Morningstar analysts believe that a company’s intrinsic worth results from the future cash flows it can generate. The Morningstar Rating for stocks identifies stocks trading at a discount or premium to their intrinsic worth – or fair value estimate, in Morningstar terminology. Five-star stocks sell for the biggest risk-adjusted discount to their fair values, whereas one-star stocks trade at premiums to their intrinsic worth.
Four key components drive the Morningstar rating: our assessment of the firm’s economic moat, our estimate of the stock’s fair value, our uncertainty around that fair value estimate and the current market price. This process ultimately culminates in our single-point star rating. Underlying this rating is a fundamentally focused methodology and a robust, standardised set of procedures and core valuation tools used by Morningstar’s equity analysts.
What is an Economic Moat?
The concept of the Morningstar Economic Moat Rating plays a vital role not only in our qualitative assessment of a firm’s investment potential, but also in our actual calculation of our fair value estimates. We assign three moat ratings – none, narrow, or wide – well as the Morningstar Moat Trend Rating – positive, stable, or negative – to each company we cover.
Companies with a narrow moat are those we believe are more likely than not to achieve normalized excess returns on invested capital over at least the next 10 years. Wide-moat companies are those in which we have very high confidence that excess returns will remain for 10 years, with excess returns more likely than not to remain for at least 20 years. The longer a firm generates economic profits, the higher its intrinsic value.
The assumptions that we make about a firm’s economic moat play a vital role in determining the length of “economic outperformance” that we assume in the terminal sections of our valuation model. To assess the sustainability of excess profits, analysts perform ongoing assessments of what we call the moat trend.
A firm’s moat trend is positive in cases where we think its sources of competitive advantage are growing stronger; stable where we don’t anticipate changes to competitive advantages over the next several years; or negative when we see signs of deterioration.
At the heart of our valuation system is a detailed projection of a company’s future cash flows. The first stage of our three-stage discounted cash flow model can last from five to 10 years and contains numerous detailed assumptions about various financial and operating items. The second stage of our model – where a firm’s return on new invested capital (RONIC) and earnings growth rate implicitly fade until the perpetuity year – can last anywhere from one year (for companies with no economic moat) to 10-15 years (for wide-moat companies).
In our third stage, we assume the firm’s RONIC equals its weighted average cost of capital, and we calculate a continuing value using a standard perpetuity formula. In deciding on the rate at which to discount future cash flows, we use a building block approach, which takes into account expectations for market real return, inflation, country risk premia, corporate credit spread, and any additional systematic risk.
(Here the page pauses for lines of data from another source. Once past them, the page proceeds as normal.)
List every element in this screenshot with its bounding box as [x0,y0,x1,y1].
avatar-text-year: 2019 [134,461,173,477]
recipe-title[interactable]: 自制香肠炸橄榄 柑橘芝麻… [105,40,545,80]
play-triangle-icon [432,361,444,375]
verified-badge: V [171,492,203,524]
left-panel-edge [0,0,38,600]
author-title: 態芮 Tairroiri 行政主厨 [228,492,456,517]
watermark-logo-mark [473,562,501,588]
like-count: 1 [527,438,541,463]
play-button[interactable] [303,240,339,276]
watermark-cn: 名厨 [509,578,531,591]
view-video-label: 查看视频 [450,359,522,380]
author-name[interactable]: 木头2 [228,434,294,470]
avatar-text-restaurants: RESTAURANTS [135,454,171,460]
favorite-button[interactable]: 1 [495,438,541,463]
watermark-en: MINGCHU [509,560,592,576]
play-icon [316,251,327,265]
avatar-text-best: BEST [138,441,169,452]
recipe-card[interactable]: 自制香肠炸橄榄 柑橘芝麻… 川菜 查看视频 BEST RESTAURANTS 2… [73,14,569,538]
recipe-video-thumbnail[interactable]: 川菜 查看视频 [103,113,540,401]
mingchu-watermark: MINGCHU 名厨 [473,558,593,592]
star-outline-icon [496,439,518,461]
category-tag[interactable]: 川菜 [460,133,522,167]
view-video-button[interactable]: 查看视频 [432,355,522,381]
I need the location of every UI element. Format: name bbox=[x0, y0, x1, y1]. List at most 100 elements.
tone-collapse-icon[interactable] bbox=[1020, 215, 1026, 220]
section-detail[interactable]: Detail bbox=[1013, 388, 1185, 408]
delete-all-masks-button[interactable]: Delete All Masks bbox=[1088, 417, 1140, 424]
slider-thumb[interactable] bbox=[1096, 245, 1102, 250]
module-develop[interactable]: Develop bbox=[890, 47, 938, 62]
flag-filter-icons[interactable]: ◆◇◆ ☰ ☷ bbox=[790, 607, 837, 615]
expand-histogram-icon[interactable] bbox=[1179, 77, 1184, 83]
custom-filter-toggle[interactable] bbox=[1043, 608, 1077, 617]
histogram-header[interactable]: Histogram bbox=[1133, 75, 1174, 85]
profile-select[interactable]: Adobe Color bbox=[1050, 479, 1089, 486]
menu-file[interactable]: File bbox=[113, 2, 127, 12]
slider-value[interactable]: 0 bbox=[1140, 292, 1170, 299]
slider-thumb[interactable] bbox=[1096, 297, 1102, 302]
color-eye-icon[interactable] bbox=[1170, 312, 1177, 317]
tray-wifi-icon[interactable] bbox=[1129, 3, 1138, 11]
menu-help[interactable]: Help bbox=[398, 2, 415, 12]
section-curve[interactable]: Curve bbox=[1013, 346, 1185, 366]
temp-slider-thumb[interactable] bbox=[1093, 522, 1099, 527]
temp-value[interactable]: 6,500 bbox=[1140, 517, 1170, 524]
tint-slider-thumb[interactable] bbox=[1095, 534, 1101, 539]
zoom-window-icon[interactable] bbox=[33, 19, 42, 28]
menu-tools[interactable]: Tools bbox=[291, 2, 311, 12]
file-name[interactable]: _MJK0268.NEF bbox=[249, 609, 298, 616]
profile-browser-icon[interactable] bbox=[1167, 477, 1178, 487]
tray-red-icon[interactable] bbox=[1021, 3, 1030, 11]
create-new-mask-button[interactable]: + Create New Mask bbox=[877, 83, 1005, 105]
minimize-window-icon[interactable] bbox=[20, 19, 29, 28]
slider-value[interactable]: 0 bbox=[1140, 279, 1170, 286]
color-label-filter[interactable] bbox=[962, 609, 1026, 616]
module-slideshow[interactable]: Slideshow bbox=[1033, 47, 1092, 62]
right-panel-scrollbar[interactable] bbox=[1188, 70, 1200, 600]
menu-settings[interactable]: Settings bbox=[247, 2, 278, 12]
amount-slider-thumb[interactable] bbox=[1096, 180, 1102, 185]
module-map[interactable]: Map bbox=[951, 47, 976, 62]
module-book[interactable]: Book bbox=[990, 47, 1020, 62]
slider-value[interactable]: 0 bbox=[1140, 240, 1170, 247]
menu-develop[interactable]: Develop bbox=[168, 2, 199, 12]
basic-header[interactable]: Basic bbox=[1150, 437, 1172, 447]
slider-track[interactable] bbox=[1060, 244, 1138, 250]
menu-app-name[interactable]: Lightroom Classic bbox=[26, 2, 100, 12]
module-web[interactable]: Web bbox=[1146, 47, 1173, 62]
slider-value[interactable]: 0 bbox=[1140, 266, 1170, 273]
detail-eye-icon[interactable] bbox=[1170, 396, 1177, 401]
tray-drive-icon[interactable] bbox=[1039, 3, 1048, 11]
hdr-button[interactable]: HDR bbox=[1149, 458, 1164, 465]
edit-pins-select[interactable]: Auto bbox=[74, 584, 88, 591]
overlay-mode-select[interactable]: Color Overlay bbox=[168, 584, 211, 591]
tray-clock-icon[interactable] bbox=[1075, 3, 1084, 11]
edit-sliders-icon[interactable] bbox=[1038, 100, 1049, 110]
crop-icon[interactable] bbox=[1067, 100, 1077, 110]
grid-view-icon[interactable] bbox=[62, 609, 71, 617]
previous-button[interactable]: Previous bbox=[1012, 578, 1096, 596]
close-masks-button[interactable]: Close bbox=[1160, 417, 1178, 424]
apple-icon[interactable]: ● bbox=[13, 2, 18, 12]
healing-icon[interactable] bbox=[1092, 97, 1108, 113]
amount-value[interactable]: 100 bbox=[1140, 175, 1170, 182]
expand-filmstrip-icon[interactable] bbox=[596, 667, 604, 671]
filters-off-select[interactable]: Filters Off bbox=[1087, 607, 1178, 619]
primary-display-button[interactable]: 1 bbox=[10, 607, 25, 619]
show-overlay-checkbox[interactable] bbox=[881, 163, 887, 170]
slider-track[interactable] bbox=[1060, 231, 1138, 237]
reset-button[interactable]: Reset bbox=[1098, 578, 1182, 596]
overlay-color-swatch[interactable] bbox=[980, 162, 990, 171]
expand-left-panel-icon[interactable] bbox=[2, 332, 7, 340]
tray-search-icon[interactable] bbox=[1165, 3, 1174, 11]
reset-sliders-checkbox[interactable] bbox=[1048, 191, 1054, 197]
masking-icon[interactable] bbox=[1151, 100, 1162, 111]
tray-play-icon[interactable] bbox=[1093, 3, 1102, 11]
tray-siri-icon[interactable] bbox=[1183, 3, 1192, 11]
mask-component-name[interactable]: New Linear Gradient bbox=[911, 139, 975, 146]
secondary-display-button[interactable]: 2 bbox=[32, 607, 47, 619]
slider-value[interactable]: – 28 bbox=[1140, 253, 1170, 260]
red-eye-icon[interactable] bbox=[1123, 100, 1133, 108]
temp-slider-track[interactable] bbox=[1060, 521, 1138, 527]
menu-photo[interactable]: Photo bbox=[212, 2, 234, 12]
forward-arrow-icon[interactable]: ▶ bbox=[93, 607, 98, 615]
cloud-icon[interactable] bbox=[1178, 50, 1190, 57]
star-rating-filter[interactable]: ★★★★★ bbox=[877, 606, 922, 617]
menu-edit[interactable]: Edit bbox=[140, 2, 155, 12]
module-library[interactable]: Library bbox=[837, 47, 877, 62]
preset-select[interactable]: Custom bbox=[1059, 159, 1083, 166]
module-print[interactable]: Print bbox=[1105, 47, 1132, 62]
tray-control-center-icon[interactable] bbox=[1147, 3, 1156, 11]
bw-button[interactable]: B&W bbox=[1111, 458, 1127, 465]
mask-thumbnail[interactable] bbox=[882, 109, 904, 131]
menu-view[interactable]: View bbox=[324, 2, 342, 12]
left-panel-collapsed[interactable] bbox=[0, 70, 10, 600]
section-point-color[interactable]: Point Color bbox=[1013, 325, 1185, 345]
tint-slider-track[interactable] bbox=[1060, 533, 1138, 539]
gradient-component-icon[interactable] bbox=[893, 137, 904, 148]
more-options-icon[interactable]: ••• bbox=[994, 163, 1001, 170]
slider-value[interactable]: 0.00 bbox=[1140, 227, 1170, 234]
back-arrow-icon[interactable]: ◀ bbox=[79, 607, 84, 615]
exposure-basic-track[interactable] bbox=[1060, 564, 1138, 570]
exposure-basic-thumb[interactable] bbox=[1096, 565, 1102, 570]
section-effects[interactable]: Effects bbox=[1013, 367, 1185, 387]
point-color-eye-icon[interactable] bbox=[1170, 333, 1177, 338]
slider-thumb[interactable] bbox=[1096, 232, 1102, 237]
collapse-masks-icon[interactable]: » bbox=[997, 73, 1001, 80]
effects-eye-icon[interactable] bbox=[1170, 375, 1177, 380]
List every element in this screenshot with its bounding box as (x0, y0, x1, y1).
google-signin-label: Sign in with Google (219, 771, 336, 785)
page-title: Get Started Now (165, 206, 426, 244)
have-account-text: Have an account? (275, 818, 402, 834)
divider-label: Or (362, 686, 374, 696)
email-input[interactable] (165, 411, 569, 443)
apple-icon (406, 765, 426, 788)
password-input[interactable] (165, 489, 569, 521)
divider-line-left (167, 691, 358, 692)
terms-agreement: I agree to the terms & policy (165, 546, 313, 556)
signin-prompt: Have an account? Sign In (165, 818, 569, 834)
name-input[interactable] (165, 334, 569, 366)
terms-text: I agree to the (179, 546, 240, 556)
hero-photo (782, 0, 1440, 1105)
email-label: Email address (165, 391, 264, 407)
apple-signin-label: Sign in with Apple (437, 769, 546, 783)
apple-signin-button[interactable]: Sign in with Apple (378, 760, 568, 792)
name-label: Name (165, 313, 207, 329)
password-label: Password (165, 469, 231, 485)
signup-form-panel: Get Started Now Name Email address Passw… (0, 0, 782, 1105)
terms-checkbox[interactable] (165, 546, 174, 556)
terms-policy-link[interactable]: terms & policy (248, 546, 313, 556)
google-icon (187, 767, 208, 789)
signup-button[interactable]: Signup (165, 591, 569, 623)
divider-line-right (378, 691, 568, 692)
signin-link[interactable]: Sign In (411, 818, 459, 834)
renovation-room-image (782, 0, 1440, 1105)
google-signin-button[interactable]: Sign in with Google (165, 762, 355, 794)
We also employ a number of other tools to augment our valuation process, including scenario analysis, where we assess the likelihood and performance of a business under different economic and firm-specific conditions.
Our analysts model three scenarios for each company we cover, stress-testing the model and examining the distribution of resulting fair values. The Morningstar Uncertainty Rating captures the range of likely potential fair values and uses it to assign the margin of safety required before investing, which in turn explicitly drives our stock star rating system.
How Certain are Analysts?
The Uncertainty Rating represents the analysts’ ability to bound the estimated value of the shares in a company around the Fair Value Estimate, based on the characteristics of the business underlying the stock, including operating and financial leverage, sales sensitivity to the overall economy, product concentration, pricing power, and other company-specific factors.
Our corporate Stewardship Rating represents our assessment of management’s stewardship of shareholder capital, with particular emphasis on capital allocation decisions. Analysts consider companies’ investment strategy and valuation, financial leverage, dividend and share buyback policies, execution, compensation, related party transactions, and accounting practices. Corporate governance practices are only considered if they’ve had a demonstrated impact on shareholder value. Analysts assign one of three ratings: “Exemplary,” “Standard,” and “Poor.” Analysts judge stewardship from an equity holder’s perspective.
Ratings are determined on an absolute basis. Most companies will receive a Standard rating, and this is the default rating in the absence of evidence that managers have made exceptionally strong or poor capital allocation decisions.